Spiegelberg quotes Nichols on Eminent Domain for the following proposition, “Determining the market value presents little problem where the land has actually been subdivided.  In that case there being little speculation as to use, the lots may be valued individually.”  4 Nichols on Eminent Domain § 12B.14[1] at 12B-159.  She then articulates the following standard, “Separate tax parcels, which can legally be independently sold without subdivision or connection to other parcels, may be valued separately just like separate lots, which have identical freedom of transferability, if it is advantageous for determining compensation to the condemnee.”  She argues that her standard, unlike the standard the DOT advocates, is in keeping with the mandated liberal construction of Wis. Stat. § 32.09 in favor of the condemnee.    
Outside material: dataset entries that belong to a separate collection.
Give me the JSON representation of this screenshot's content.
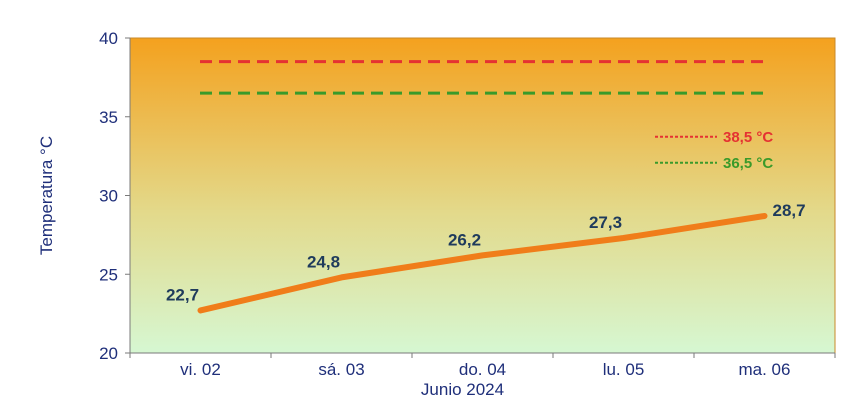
{
  "chart_data": {
    "type": "line",
    "categories": [
      "vi. 02",
      "sá. 03",
      "do. 04",
      "lu. 05",
      "ma. 06"
    ],
    "series": [
      {
        "values": [
          22.7,
          24.8,
          26.2,
          27.3,
          28.7
        ],
        "color": "#f07d1a"
      }
    ],
    "data_labels": [
      "22,7",
      "24,8",
      "26,2",
      "27,3",
      "28,7"
    ],
    "ylabel": "Temperatura °C",
    "xlabel": "Junio 2024",
    "ylim": [
      20,
      40
    ],
    "yticks": [
      20,
      25,
      30,
      35,
      40
    ],
    "ytick_labels": [
      "20",
      "25",
      "30",
      "35",
      "40"
    ],
    "reference_lines": [
      {
        "value": 38.5,
        "label": "38,5 °C",
        "color": "#e53232",
        "style": "dashed"
      },
      {
        "value": 36.5,
        "label": "36,5 °C",
        "color": "#3a9a2a",
        "style": "dashed"
      }
    ],
    "legend_position": "right",
    "grid": false,
    "background": {
      "top": "#f4a11e",
      "bottom": "#d6f7d2"
    }
  }
}
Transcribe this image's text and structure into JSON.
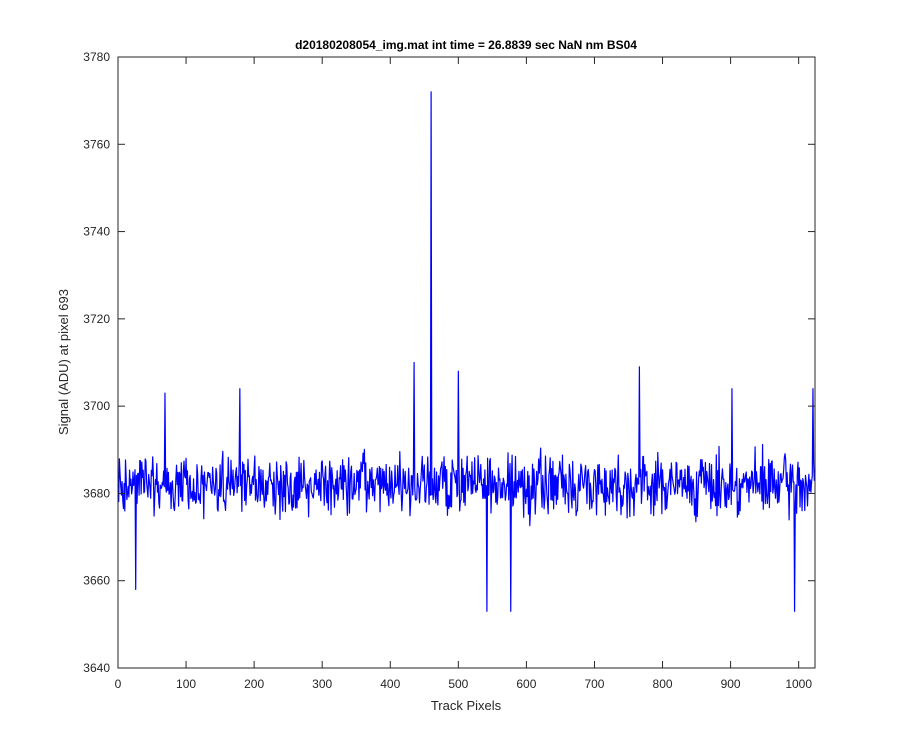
{
  "chart_data": {
    "type": "line",
    "title": "d20180208054_img.mat int time = 26.8839 sec  NaN nm BS04",
    "xlabel": "Track Pixels",
    "ylabel": "Signal (ADU) at pixel 693",
    "xlim": [
      0,
      1024
    ],
    "ylim": [
      3640,
      3780
    ],
    "xticks": [
      0,
      100,
      200,
      300,
      400,
      500,
      600,
      700,
      800,
      900,
      1000
    ],
    "yticks": [
      3640,
      3660,
      3680,
      3700,
      3720,
      3740,
      3760,
      3780
    ],
    "grid": false,
    "legend": "none",
    "series": [
      {
        "color": "#0000ff",
        "num_points": 1024,
        "baseline": 3682,
        "noise_amplitude": 10,
        "features": [
          {
            "x": 459,
            "y": 3772
          },
          {
            "x": 434,
            "y": 3710
          },
          {
            "x": 25,
            "y": 3658
          },
          {
            "x": 541,
            "y": 3653
          },
          {
            "x": 576,
            "y": 3653
          },
          {
            "x": 993,
            "y": 3653
          },
          {
            "x": 1020,
            "y": 3704
          },
          {
            "x": 68,
            "y": 3703
          },
          {
            "x": 178,
            "y": 3704
          },
          {
            "x": 765,
            "y": 3709
          },
          {
            "x": 901,
            "y": 3704
          },
          {
            "x": 499,
            "y": 3708
          }
        ]
      }
    ]
  }
}
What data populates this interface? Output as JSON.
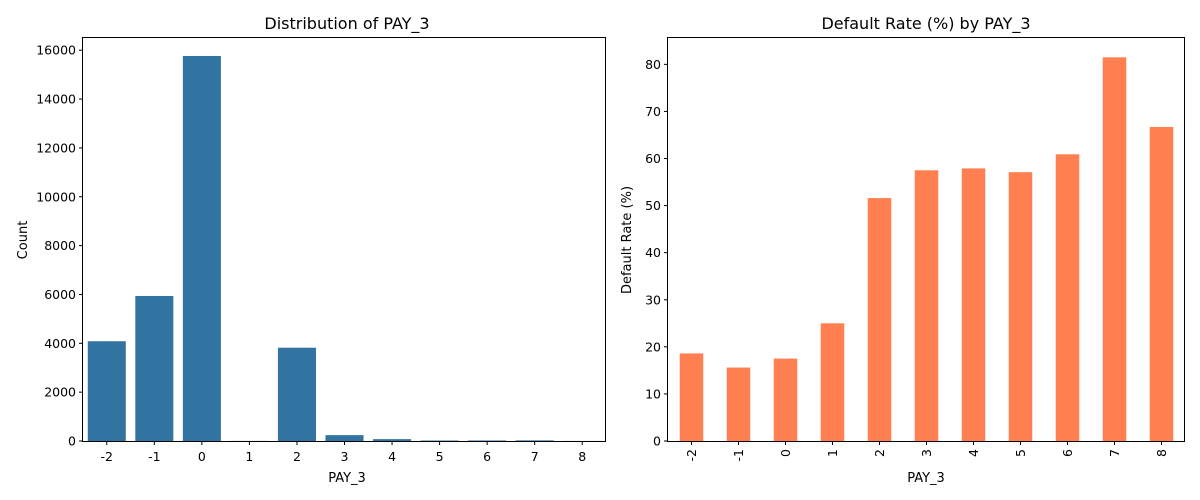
{
  "chart_data": [
    {
      "type": "bar",
      "title": "Distribution of PAY_3",
      "xlabel": "PAY_3",
      "ylabel": "Count",
      "categories": [
        "-2",
        "-1",
        "0",
        "1",
        "2",
        "3",
        "4",
        "5",
        "6",
        "7",
        "8"
      ],
      "values": [
        4085,
        5938,
        15764,
        4,
        3819,
        240,
        76,
        21,
        23,
        27,
        3
      ],
      "ylim": [
        0,
        16500
      ],
      "yticks": [
        0,
        2000,
        4000,
        6000,
        8000,
        10000,
        12000,
        14000,
        16000
      ],
      "ytick_labels": [
        "0",
        "2000",
        "4000",
        "6000",
        "8000",
        "10000",
        "12000",
        "14000",
        "16000"
      ],
      "bar_color": "#3274a1",
      "xtick_rotation": 0,
      "grid": false,
      "legend": "none"
    },
    {
      "type": "bar",
      "title": "Default Rate (%) by PAY_3",
      "xlabel": "PAY_3",
      "ylabel": "Default Rate (%)",
      "categories": [
        "-2",
        "-1",
        "0",
        "1",
        "2",
        "3",
        "4",
        "5",
        "6",
        "7",
        "8"
      ],
      "values": [
        18.6,
        15.6,
        17.5,
        25.0,
        51.6,
        57.5,
        57.9,
        57.1,
        60.9,
        81.5,
        66.7
      ],
      "ylim": [
        0,
        85.6
      ],
      "yticks": [
        0,
        10,
        20,
        30,
        40,
        50,
        60,
        70,
        80
      ],
      "ytick_labels": [
        "0",
        "10",
        "20",
        "30",
        "40",
        "50",
        "60",
        "70",
        "80"
      ],
      "bar_color": "#ff7f50",
      "xtick_rotation": -90,
      "grid": false,
      "legend": "none"
    }
  ]
}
On the one hand, the statute’s reference to the condemnee’s “whole property” suggests that the fair market value of the condemnee’s entire property is to form the basis for the compensation award.  See Wis. Stat. § 32.09 (emphasis added).  Further, as the DOT’s brief evidences, case law and legal treatises are rife with language supporting its view that for valuation purposes contiguous undeveloped tax parcels used as a single economic unit must be treated as a single parcel.  Finally, the application of the general legal principles governing a partial taking of subdivided parcels does not necessarily assist Spiegelberg.  The DOT maintains that Spiegelberg’s land was “raw land,” or land “with little or no improvements or preparation for subdivision.”  See 4 Nichols on Eminent Domain § 12B.14[1] at 12B-154.  Raw land as such, with little or no improvements or preparation for subdivision, may not be valued as if the land were in fact a subdivision; valuation generally will be on a whole subdivision basis.  See id. at 12B-159, 12B-162.  The DOT cautions that this limitation on the valuation of the subject property is necessary to avoid speculation or conjecture and uncertainty.

On the other hand, the cases and legal treatise the DOT cites do not squarely address the question presented in this case.  See Jonas, 19 Wis. 2d at 642-644 (considering whether a condemnee properly treated noncontiguous parcels as a single parcel for purposes of establishing the value of the whole parcel before the taking); Van Asten, 214 Wis. 2d at 139-141 (concerning the application of the unit rule to the litigation expense provision in the condemnation statute); 4 Nichols on Eminent Domain § 12B (exploring property valuation generally in the United States).  See also Northern Ind. Pub. Serv. Co. v. McCoy, 157 N.E.2d 181, 184-86 (Ind. 1959) (applying both Indiana case law and the legal treatise to hold that because the condemnee had not recorded the plat of a subdivision, the land was to be considered unplatted for valuation purposes), but see Southern Ind. Gas & Elec. Co. v. Riley, 299 N.E.2d 173, 174 (Ind. 1973) (noting that McCoy had “overly broad and misleading explanations”).  Additionally, Spiegelberg makes a strong argument that permitting valuation on a parcel basis does not lead to speculation or conjecture and uncertainty because the parcels are already legally separate entities.  Finally, as we noted, we are to liberally construe Wis. Stat. § 32.09 in favor of the property owner.  See Standard Theatres, Inc. v. DOT, 118 Wis. 2d 730, 742-43, 349 N.W.2d 661 (1984).  Spiegelberg points out that larger parcels typically sell for less per acre than smaller parcels.  It therefore seems more consistent with the policy of liberal construction to hold that, just as with subdivided lots, a condemnee is entitled to be compensated for the difference between the sum of the fair market values of each individual tax parcel before and after the taking.

CONCLUSION

The question of what constitutes proper compensation for a condemnee where the property consists of contiguous individual tax parcels is a question of statutory interpretation that raises important public policy concerns.  The supreme court is the law declaring and law defining court and, as such, is the proper judicial authority to resolve the legal and policy considerations that are of first impression in this state.  We respectfully ask the supreme court to provide definitive guidance in order to ensure proper compensation for property owners in Wisconsin.


 

 



[1]  All references to the Wisconsin Statutes are to the 2003-04 version unless otherwise noted.